[][src]Crate moka

Moka is a fast, concurrent cache library for Rust. Moka is inspired by Caffeine (Java) and Ristretto (Go).

This crate provides in-memory concurrent cache implementations Cache and SegmentedCache. They support full concurrency of retrievals and a high expected concurrency for updates.

Both Cache and SegmentedCache utilize a lock-free concurrent hash table cht::SegmentedHashMap from the cht crate for the central key-value storage. These caches perform a best-effort bounding of a map using an entry replacement algorithm to determine which entries to evict when the capacity is exceeded.

While Cache will be good for general use cases, SegmentedCache may yield better performance under heavy concurrent updates. However, SegmentedCache has little overheads on retrievals/updates for managing multiple internal segments.


Moka is currently in a very early stage of development (design and PoC). Many features are not implemented and the API will change very often.




The entry replacement algorithms are kept eventually consistent with the map. While updates to the cache are immediately applied to the map, recording of reads and writes may not be immediately reflected on the cache policy's data structures.

These structures are guarded by a lock and operations are applied in batches to avoid lock contention. There are bounded inter-thread channels to hold these operations. These channels are drained at the first opportunity when:

  • The numbers of read/write recordings reach to the configured amounts.
  • Or, the certain time past from the last draining.

In a Cache, this draining and batch application is handled by a single worker thread.

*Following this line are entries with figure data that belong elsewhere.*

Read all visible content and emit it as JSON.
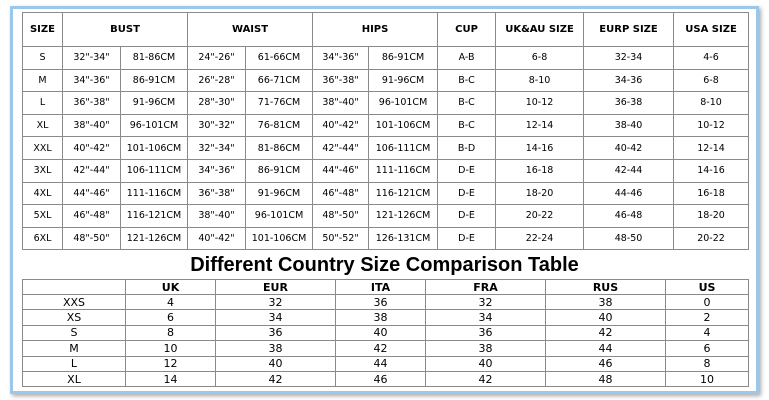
{
  "size_table": {
    "headers": [
      "SIZE",
      "BUST",
      "WAIST",
      "HIPS",
      "CUP",
      "UK&AU SIZE",
      "EURP SIZE",
      "USA SIZE"
    ],
    "rows": [
      [
        "S",
        "32\"-34\"",
        "81-86CM",
        "24\"-26\"",
        "61-66CM",
        "34\"-36\"",
        "86-91CM",
        "A-B",
        "6-8",
        "32-34",
        "4-6"
      ],
      [
        "M",
        "34\"-36\"",
        "86-91CM",
        "26\"-28\"",
        "66-71CM",
        "36\"-38\"",
        "91-96CM",
        "B-C",
        "8-10",
        "34-36",
        "6-8"
      ],
      [
        "L",
        "36\"-38\"",
        "91-96CM",
        "28\"-30\"",
        "71-76CM",
        "38\"-40\"",
        "96-101CM",
        "B-C",
        "10-12",
        "36-38",
        "8-10"
      ],
      [
        "XL",
        "38\"-40\"",
        "96-101CM",
        "30\"-32\"",
        "76-81CM",
        "40\"-42\"",
        "101-106CM",
        "B-C",
        "12-14",
        "38-40",
        "10-12"
      ],
      [
        "XXL",
        "40\"-42\"",
        "101-106CM",
        "32\"-34\"",
        "81-86CM",
        "42\"-44\"",
        "106-111CM",
        "B-D",
        "14-16",
        "40-42",
        "12-14"
      ],
      [
        "3XL",
        "42\"-44\"",
        "106-111CM",
        "34\"-36\"",
        "86-91CM",
        "44\"-46\"",
        "111-116CM",
        "D-E",
        "16-18",
        "42-44",
        "14-16"
      ],
      [
        "4XL",
        "44\"-46\"",
        "111-116CM",
        "36\"-38\"",
        "91-96CM",
        "46\"-48\"",
        "116-121CM",
        "D-E",
        "18-20",
        "44-46",
        "16-18"
      ],
      [
        "5XL",
        "46\"-48\"",
        "116-121CM",
        "38\"-40\"",
        "96-101CM",
        "48\"-50\"",
        "121-126CM",
        "D-E",
        "20-22",
        "46-48",
        "18-20"
      ],
      [
        "6XL",
        "48\"-50\"",
        "121-126CM",
        "40\"-42\"",
        "101-106CM",
        "50\"-52\"",
        "126-131CM",
        "D-E",
        "22-24",
        "48-50",
        "20-22"
      ]
    ]
  },
  "title": "Different Country Size Comparison Table",
  "comparison_table": {
    "headers": [
      "UK",
      "EUR",
      "ITA",
      "FRA",
      "RUS",
      "US"
    ],
    "rows": [
      [
        "XXS",
        4,
        32,
        36,
        32,
        38,
        0
      ],
      [
        "XS",
        6,
        34,
        38,
        34,
        40,
        2
      ],
      [
        "S",
        8,
        36,
        40,
        36,
        42,
        4
      ],
      [
        "M",
        10,
        38,
        42,
        38,
        44,
        6
      ],
      [
        "L",
        12,
        40,
        44,
        40,
        46,
        8
      ],
      [
        "XL",
        14,
        42,
        46,
        42,
        48,
        10
      ]
    ]
  }
}
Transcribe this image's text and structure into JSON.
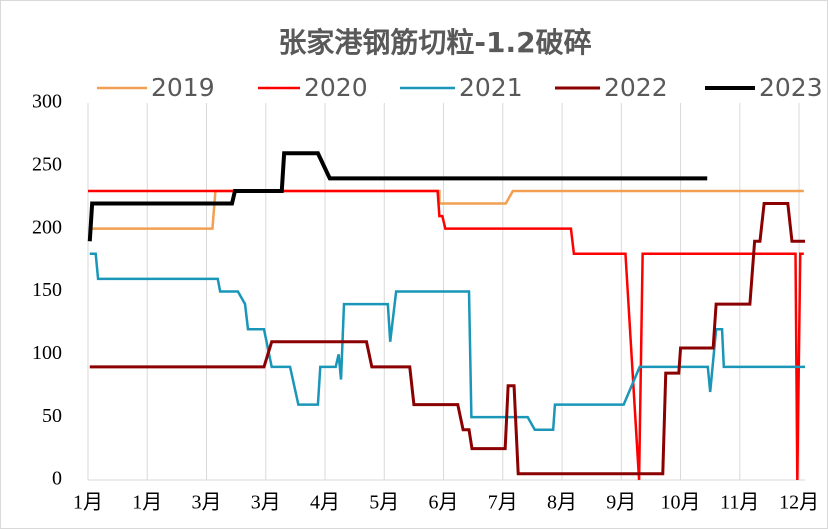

So under heavy concurrent operations from clients, draining may not be able to catch up and the bounded channels can become full.

When read or write channel becomes full, one of the followings will occur:

  • For the read channel, recordings of new reads will be discarded, so that retrievals will never be blocked. This behavior may have some impact to the hit rate of the cache.
  • For the write channel, updates from clients to the cache will be blocked until the draining task catches up.

Cache does its best to avoid blocking updates by adjusting the interval of draining and throttling updates from clients. But since it has only one worker thread, it cannot always avoid blocking. If this happens very often in your cache (in the future, you can check the statistics of the cache), you may want to switch to SegmentedCache. It has multiple internal cache segments and each segment has dedicated draining thread.

Admission and Eviction

Every time a client tries to retrieve an item from the cache, that activity is retained in a historic popularity estimator. This estimator has a tiny memory footprint as it uses hashing to probabilistically estimate an item's frequency.

Both Cache and SegmentedCache employ TinyLFU (Least Frequently Used) as the admission policy. When a new entry is inserted to the cache, it is temporary admitted to the cache, and a recording of this insertion is added to the write queue. When the write queue is drained and the main space of the cache is already full, then the historic popularity estimator determines to evict one of the following entries:

  • The newly admitted entry
  • Or, the victim entry that is selected from the main space by LRU (Least Recently Used) eviction policy

In a future release of this crate, TinyLFU admission policy will be replaced by Window TinyLFU (W-TinyLFU) policy. W-TinyLFU has an admission window in front of the main space. A new entry starts in the admission window and remains there as long as it has high temporal locality (recency). Eventually an entry will slip off from the window, then TinyLFU comes in play to determine whether or not to admit the entry to the main space based on its popularity (frequency).


Cache expiration policies such as time-to-live are planned but not implemented in the current release of this crate.

A future release will provide such policies with O(1) time complexity:

  • The time-to-live policy will use a write-order queue.
  • The time-to-idle policy will use an access-order queue.
  • The variable expiration will use a hierarchical timer wheel.